Discussing the Gaza conflict, Biden acknowledged the complexity and emotional impact of the situation. “This is one of the hardest, most complicated problems in the world. There’s nothing easy about it,” he remarked, noting the deep frustration and heartbreak it causes.

Though he didn’t provide specifics, reports suggest First Lady Jill Biden had previously urged the president to address the mounting civilian casualties in Gaza. Despite calls from some Morehouse students to cancel his speech due to the conflict, the event proceeded without interruption.

Biden described the crisis in Gaza as a “humanitarian crisis” and reiterated his commitment to seeking an “immediate ceasefire to stop the fighting, bring the hostages home.” He stressed the need for a “lasting, durable peace” in the Middle East, advocating for an independent Palestinian state as the “only solution.”

“I know it angers and frustrates many of you, including my family, but most of all, I know it breaks your heart. It breaks mine as well.”
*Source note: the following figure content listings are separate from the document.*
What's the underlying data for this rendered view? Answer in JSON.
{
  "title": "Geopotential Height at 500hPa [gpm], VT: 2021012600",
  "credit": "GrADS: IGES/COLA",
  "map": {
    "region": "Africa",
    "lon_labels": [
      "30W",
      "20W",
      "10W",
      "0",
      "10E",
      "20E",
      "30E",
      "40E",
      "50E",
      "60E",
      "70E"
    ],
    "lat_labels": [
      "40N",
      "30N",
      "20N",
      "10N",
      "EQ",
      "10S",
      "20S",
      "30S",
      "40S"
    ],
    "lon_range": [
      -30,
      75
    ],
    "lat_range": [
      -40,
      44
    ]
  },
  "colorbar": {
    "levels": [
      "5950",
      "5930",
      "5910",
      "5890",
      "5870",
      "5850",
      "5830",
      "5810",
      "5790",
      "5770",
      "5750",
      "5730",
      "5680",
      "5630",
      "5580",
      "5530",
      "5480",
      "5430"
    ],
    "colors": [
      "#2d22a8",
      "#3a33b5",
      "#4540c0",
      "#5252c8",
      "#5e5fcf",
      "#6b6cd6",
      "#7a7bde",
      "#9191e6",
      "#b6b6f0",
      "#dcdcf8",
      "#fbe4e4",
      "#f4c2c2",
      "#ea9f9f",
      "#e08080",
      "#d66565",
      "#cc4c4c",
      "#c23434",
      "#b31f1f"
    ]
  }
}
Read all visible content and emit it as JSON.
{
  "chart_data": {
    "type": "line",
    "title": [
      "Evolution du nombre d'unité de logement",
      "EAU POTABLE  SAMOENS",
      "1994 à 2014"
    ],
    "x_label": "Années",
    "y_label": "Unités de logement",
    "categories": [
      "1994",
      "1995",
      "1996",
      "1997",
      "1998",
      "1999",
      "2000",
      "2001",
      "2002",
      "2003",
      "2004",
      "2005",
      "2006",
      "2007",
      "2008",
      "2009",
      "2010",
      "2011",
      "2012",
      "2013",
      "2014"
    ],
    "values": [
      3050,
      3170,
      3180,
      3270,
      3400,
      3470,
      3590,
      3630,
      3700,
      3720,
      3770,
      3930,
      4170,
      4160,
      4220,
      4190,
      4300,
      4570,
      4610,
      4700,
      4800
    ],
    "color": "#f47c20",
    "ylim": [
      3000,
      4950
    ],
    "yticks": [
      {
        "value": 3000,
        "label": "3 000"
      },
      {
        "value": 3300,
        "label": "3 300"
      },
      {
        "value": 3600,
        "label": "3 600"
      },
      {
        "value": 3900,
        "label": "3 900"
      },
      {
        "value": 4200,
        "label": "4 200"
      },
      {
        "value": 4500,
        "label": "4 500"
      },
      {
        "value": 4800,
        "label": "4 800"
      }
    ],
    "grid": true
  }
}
National Security Advisor Jake Sullivan was in Saudi Arabia and Israel over the weekend, working on securing a ceasefire and fostering normalization between the two nations.

Biden’s speech coincided with Morehouse College’s valedictorian, DeAngelo Jeremiah Fletcher, also calling for a ceasefire, emphasizing the heavy casualties suffered by both sides since October 7. “This is what we’re up against — extremist forces aligned against the meaning and message of Morehouse,” said Biden.

Morehouse President David Thomas commended Biden’s willingness to confront tough issues, noting, “You spoke to the hard issues confronting our nation and the world at this moment.”

The speech was part of Biden’s broader effort to reconnect with Black voters amid slipping support, highlighted by recent polls.

Biden highlighted his administration’s historic appointments, including Vice President Kamala Harris and the first Black female Supreme Court justice. He warned of the heightened threat posed by a potential second term for Trump, framing his outreach efforts as crucial to preventing Trump’s return to power.